苦しくて息をしようと口を開ける度に相沢さんが深く入ってくる。

口の中を一方的に掻き回されて窒息するかと思った頃、ようやく相沢さんの顔が離れた。


「はぁっ」


息ができる。
深く息を吸った瞬間、相沢さんの舌が鎖骨を這った。
ジュルッと唾液が滴る音がする。
舌の感触が一気に背中まで走る。


「あっ! んっ」


思わず声が漏れる。
上を向かされたまま、相沢さんの手首を強く握って抗議しても彼はお構いなしだ。
そうこうしていると彼の舌は首をなぞって再び唇に戻ってきた。

唇から滑り込む舌は再び私の口内を犯していく。
追いかけ、舐めて、吸われる。

気持ちいい。
もっと、もっと。

身体の芯が熱くなる。
ぬかるんでいくのが自分でも分かる。

だめ。
どうして相沢さんとこんなことをしているの。
いけない。
今抵抗しないともう戻れなくなる気がするのに。

気持ちよくてたまらない。
頭も身体の奥もジンジンする。
腰が揺れて立っていられない。

もっとして。
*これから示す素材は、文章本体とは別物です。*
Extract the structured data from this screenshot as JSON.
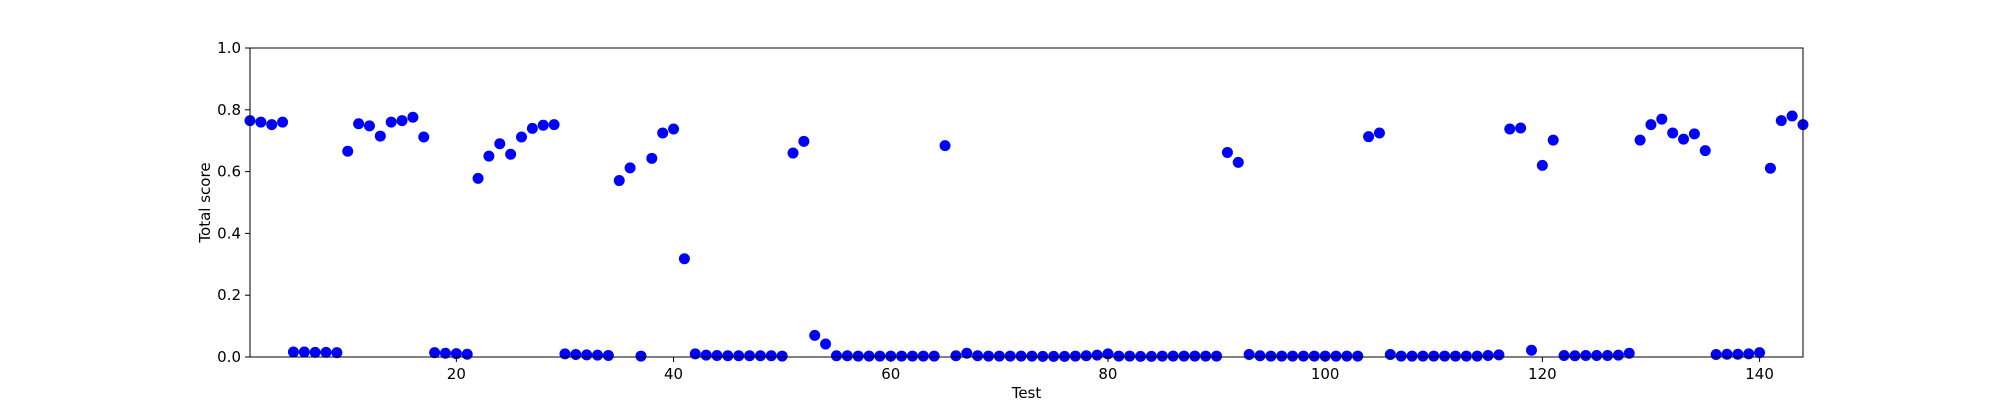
{
  "chart_data": {
    "type": "scatter",
    "title": "",
    "xlabel": "Test",
    "ylabel": "Total score",
    "xlim": [
      1,
      144
    ],
    "ylim": [
      0.0,
      1.0
    ],
    "xticks": [
      20,
      40,
      60,
      80,
      100,
      120,
      140
    ],
    "yticks": [
      "0.0",
      "0.2",
      "0.4",
      "0.6",
      "0.8",
      "1.0"
    ],
    "grid": false,
    "marker_color": "#0000ff",
    "points": [
      [
        1,
        0.765
      ],
      [
        2,
        0.76
      ],
      [
        3,
        0.752
      ],
      [
        4,
        0.76
      ],
      [
        5,
        0.016
      ],
      [
        6,
        0.016
      ],
      [
        7,
        0.015
      ],
      [
        8,
        0.015
      ],
      [
        9,
        0.014
      ],
      [
        10,
        0.666
      ],
      [
        11,
        0.755
      ],
      [
        12,
        0.748
      ],
      [
        13,
        0.715
      ],
      [
        14,
        0.76
      ],
      [
        15,
        0.765
      ],
      [
        16,
        0.776
      ],
      [
        17,
        0.712
      ],
      [
        18,
        0.014
      ],
      [
        19,
        0.012
      ],
      [
        20,
        0.011
      ],
      [
        21,
        0.009
      ],
      [
        22,
        0.578
      ],
      [
        23,
        0.65
      ],
      [
        24,
        0.69
      ],
      [
        25,
        0.656
      ],
      [
        26,
        0.712
      ],
      [
        27,
        0.74
      ],
      [
        28,
        0.75
      ],
      [
        29,
        0.752
      ],
      [
        30,
        0.01
      ],
      [
        31,
        0.008
      ],
      [
        32,
        0.007
      ],
      [
        33,
        0.006
      ],
      [
        34,
        0.005
      ],
      [
        35,
        0.571
      ],
      [
        36,
        0.612
      ],
      [
        37,
        0.003
      ],
      [
        38,
        0.643
      ],
      [
        39,
        0.725
      ],
      [
        40,
        0.738
      ],
      [
        41,
        0.318
      ],
      [
        42,
        0.01
      ],
      [
        43,
        0.006
      ],
      [
        44,
        0.005
      ],
      [
        45,
        0.004
      ],
      [
        46,
        0.004
      ],
      [
        47,
        0.004
      ],
      [
        48,
        0.004
      ],
      [
        49,
        0.004
      ],
      [
        50,
        0.003
      ],
      [
        51,
        0.66
      ],
      [
        52,
        0.698
      ],
      [
        53,
        0.07
      ],
      [
        54,
        0.042
      ],
      [
        55,
        0.004
      ],
      [
        56,
        0.004
      ],
      [
        57,
        0.003
      ],
      [
        58,
        0.003
      ],
      [
        59,
        0.003
      ],
      [
        60,
        0.003
      ],
      [
        61,
        0.003
      ],
      [
        62,
        0.003
      ],
      [
        63,
        0.003
      ],
      [
        64,
        0.003
      ],
      [
        65,
        0.684
      ],
      [
        66,
        0.004
      ],
      [
        67,
        0.012
      ],
      [
        68,
        0.004
      ],
      [
        69,
        0.003
      ],
      [
        70,
        0.003
      ],
      [
        71,
        0.003
      ],
      [
        72,
        0.003
      ],
      [
        73,
        0.003
      ],
      [
        74,
        0.002
      ],
      [
        75,
        0.002
      ],
      [
        76,
        0.002
      ],
      [
        77,
        0.003
      ],
      [
        78,
        0.004
      ],
      [
        79,
        0.006
      ],
      [
        80,
        0.01
      ],
      [
        81,
        0.003
      ],
      [
        82,
        0.003
      ],
      [
        83,
        0.002
      ],
      [
        84,
        0.002
      ],
      [
        85,
        0.003
      ],
      [
        86,
        0.003
      ],
      [
        87,
        0.003
      ],
      [
        88,
        0.003
      ],
      [
        89,
        0.003
      ],
      [
        90,
        0.003
      ],
      [
        91,
        0.662
      ],
      [
        92,
        0.63
      ],
      [
        93,
        0.008
      ],
      [
        94,
        0.004
      ],
      [
        95,
        0.003
      ],
      [
        96,
        0.003
      ],
      [
        97,
        0.003
      ],
      [
        98,
        0.003
      ],
      [
        99,
        0.003
      ],
      [
        100,
        0.003
      ],
      [
        101,
        0.003
      ],
      [
        102,
        0.003
      ],
      [
        103,
        0.003
      ],
      [
        104,
        0.713
      ],
      [
        105,
        0.725
      ],
      [
        106,
        0.008
      ],
      [
        107,
        0.003
      ],
      [
        108,
        0.003
      ],
      [
        109,
        0.003
      ],
      [
        110,
        0.003
      ],
      [
        111,
        0.003
      ],
      [
        112,
        0.003
      ],
      [
        113,
        0.003
      ],
      [
        114,
        0.003
      ],
      [
        115,
        0.005
      ],
      [
        116,
        0.007
      ],
      [
        117,
        0.738
      ],
      [
        118,
        0.741
      ],
      [
        119,
        0.022
      ],
      [
        120,
        0.62
      ],
      [
        121,
        0.702
      ],
      [
        122,
        0.005
      ],
      [
        123,
        0.004
      ],
      [
        124,
        0.005
      ],
      [
        125,
        0.005
      ],
      [
        126,
        0.005
      ],
      [
        127,
        0.006
      ],
      [
        128,
        0.012
      ],
      [
        129,
        0.702
      ],
      [
        130,
        0.752
      ],
      [
        131,
        0.77
      ],
      [
        132,
        0.725
      ],
      [
        133,
        0.705
      ],
      [
        134,
        0.722
      ],
      [
        135,
        0.668
      ],
      [
        136,
        0.008
      ],
      [
        137,
        0.009
      ],
      [
        138,
        0.009
      ],
      [
        139,
        0.01
      ],
      [
        140,
        0.014
      ],
      [
        141,
        0.611
      ],
      [
        142,
        0.765
      ],
      [
        143,
        0.78
      ],
      [
        144,
        0.752
      ]
    ]
  }
}
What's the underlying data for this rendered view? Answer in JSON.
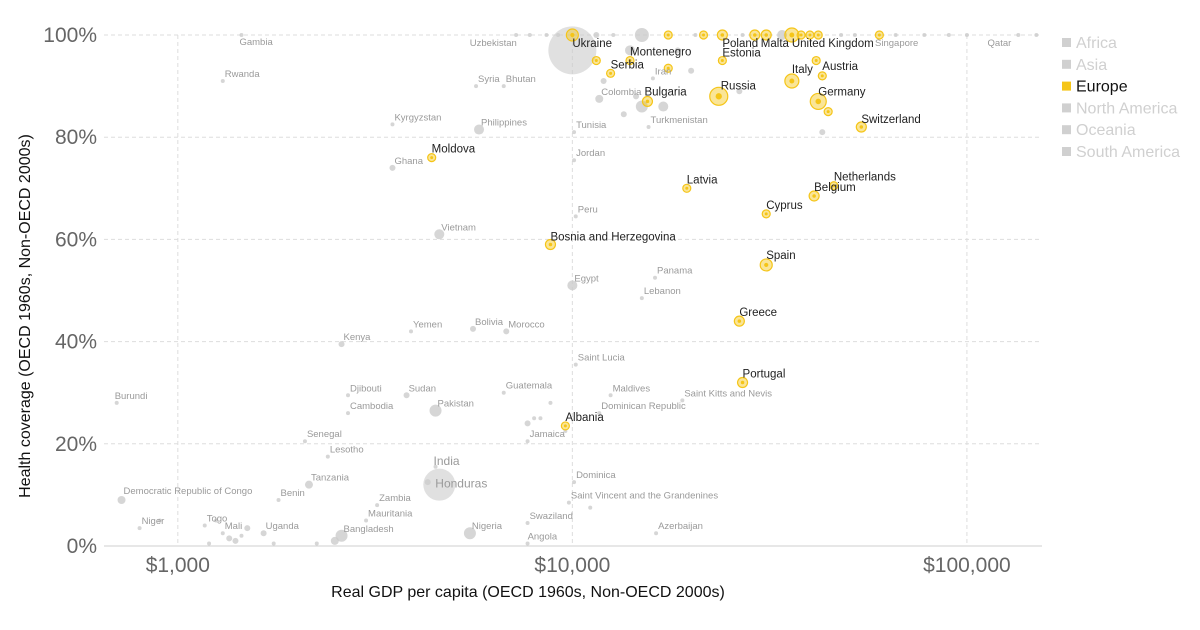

私の身体に触って。

ギリギリ残った理性が崩れるのがもはや時間の問題になった頃、相沢さんが私の唇を舐めながら呟いた。


「何も考えないで」

「俺のせいにしていいから」


どういうこと? 何を言っているの? 
この人はどうして私にこんなことをしているの? 


「今だけ、俺のことだけ考えて」


相沢さんの乞うような声が脳に響く。
そう言って再び唇を塞がれ、彼はまた私を味わう。

快感に任せて私も彼の舌を追いかける。
どちらが求めているのかもう分からなかった。